Michel JOURNIAC
Les Mains
15.01 - 26.02.2021
L’œuvre de Michel Journiac (1935-1995, Paris) est une tentative d’approche du corps. Le corps est la question et le matériau même de son travail. Ses peintures, ses sculptures, ses photographies, ses actions et l’ensemble des manifestations qu’il invente depuis la fin des années 1960 interrogent la place de l’individu dans la société et les mécanismes qui le conditionnent. Ses œuvres révèlent et défendent celle du corps intime, du corps individuel en rapport avec le corps collectif et social. (...)
« Le corps, c’est ce qui surgit et qui nous pose en permanence la question que l’on ne peut pas détruire. Les idées peuvent évoluer, se transformer, on peut utiliser tous les sophismes possibles et imaginables pour s’en tirer, mais devant quelqu’un que l’on désire ou devant la mort, le cadavre, les idéologies, craquent. C’est là que la création a son rôle à jouer en assumant cette tentative d’approche du corps1 (…). »
Dès ses premières œuvres, Michel Journiac invente une sémiologie, un alphabet2 du corps. Il accorde une importance particulière à la main, même aux mains, au pluriel plutôt qu’au singulier, car elles figurent d’abord chez Journiac un appel, un contact, une rencontre. Premiers signes de l’expression humaine apparus sur les parois des grottes pariétales, elles sont la marque d’une présence et signifient le premier mouvement de la communication, le premier geste vers l’autre. De nombreux historiens ont décrit et analysé leurs représentations depuis les origines de la création. Dotées d’une grande puissance suggestive, les mains traduisent l’expression des sentiments et de la pensée, jusqu’à symboliser la relation de l’homme au divin. André Chastel a par exemple étudié, depuis l’Antiquité, l’importance iconographique de la prière, la jonction des mains, comme geste symbolique initial (on le retrouve régulièrement chez Journiac) et montré combien le fait d’isoler les mains permettait d’en faire « un objet signifiant considérable », « une formidable métonymie visuelle », parce qu’il y a « comme une tendance du signe à se concentrer sur lui-même3 ».

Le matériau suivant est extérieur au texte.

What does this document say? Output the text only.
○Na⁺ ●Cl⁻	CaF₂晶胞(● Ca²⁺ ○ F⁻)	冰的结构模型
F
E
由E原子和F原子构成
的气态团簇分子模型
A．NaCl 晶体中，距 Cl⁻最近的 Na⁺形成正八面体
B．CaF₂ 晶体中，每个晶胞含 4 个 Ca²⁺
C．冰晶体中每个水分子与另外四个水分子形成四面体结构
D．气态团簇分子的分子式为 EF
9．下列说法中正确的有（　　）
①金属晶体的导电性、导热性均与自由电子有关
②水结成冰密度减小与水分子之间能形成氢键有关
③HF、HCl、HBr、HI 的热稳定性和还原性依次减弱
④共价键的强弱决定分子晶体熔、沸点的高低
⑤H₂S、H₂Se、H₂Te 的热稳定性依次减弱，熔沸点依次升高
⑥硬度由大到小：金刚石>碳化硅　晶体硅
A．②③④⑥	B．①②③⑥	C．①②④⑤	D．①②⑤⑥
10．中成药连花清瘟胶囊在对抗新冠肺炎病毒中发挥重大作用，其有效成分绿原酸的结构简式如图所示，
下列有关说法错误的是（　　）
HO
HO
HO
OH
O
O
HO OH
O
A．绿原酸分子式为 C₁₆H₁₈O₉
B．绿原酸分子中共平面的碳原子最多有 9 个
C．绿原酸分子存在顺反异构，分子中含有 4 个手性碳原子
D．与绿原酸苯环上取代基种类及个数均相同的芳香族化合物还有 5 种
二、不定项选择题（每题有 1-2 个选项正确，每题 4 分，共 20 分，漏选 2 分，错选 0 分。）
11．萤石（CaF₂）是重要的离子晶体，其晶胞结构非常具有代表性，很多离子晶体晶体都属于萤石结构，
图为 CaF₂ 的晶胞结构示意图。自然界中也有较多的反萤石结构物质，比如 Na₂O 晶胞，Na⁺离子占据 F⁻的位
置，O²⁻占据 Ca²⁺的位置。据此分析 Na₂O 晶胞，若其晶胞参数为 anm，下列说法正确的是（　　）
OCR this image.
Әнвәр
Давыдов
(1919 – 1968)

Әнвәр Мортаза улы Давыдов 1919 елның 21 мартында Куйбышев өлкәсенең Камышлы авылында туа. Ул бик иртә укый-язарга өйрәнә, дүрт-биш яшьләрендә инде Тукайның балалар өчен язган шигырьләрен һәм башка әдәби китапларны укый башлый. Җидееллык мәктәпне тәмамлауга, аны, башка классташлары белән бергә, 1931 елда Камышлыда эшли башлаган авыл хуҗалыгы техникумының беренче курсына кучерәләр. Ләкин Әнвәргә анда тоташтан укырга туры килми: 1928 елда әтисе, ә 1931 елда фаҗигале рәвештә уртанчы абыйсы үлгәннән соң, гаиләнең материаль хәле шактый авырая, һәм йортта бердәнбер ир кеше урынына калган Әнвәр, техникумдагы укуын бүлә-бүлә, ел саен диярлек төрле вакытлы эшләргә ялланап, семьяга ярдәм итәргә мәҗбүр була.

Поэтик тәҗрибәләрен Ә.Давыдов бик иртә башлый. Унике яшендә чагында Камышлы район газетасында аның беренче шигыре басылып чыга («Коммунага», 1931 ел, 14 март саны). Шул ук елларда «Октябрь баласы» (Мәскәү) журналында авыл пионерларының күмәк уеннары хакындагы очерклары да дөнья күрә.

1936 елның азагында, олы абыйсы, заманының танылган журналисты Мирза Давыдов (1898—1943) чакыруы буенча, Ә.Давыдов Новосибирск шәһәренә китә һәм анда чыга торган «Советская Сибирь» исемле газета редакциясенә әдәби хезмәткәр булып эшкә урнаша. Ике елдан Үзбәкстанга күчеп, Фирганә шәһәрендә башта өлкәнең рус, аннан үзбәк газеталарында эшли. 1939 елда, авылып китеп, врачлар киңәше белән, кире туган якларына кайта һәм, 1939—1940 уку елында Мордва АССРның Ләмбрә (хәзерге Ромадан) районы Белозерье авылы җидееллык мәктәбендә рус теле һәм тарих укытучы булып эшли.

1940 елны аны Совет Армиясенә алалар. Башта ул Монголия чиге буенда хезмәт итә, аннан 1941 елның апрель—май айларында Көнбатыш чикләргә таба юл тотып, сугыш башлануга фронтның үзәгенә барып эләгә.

Michel Journiac a retenu la leçon de cette tradition picturale : les mains sont mises en valeur dans la plupart de ses œuvres et sont le sujet principal de ses Rituels. Qu’il s’agisse des siennes ou de celles des acteurs de ses performances, il choisit de les mettre en scène de façon séquencée et de les photographier en gros plans, en noir et blanc, avec ce souci extrême de l’efficacité de l’image qui le caractérise. Le cadrage resserré lui sert ainsi à isoler les mains et à les individualiser, presque à les personnifier. Quant à la bichromie, elle renforce les jeux de contrastes et souligne l’expressivité des corps tout en les rendant anonymes et universels. Journiac reprend à son compte les codes et l’iconographie religieuse qu’il a étudiée et qu’il connaît. Il décline dans ses actions photographiques une gestuelle empruntée à la liturgie catholique qu’il mêle aux gestes les plus simples du quotidien. Mains qui se joignent ou s’entrelacent, index pointé, poings qui se ferment, mains qui se serrent… Du représenté au vécu, il élabore un répertoire de signes et invente un langage non verbal – comme une nouvelle langue des signes –, qu’il veut dégagé des pièges de la religion et de la société pour dire et approcher l’intime autant que le sacré. (...)
Extrait du texte écrit par Armance Léger.
1 Michel Journiac, Écrits, op. cit., p. 157.
2 C’est le titre d’une série importante de ses peintures : Alphabet du corps (1965).
3 André Chastel, « L’art du geste à la Renaissance» in Revue de l’art, n°75, 1987, pp. 9-16.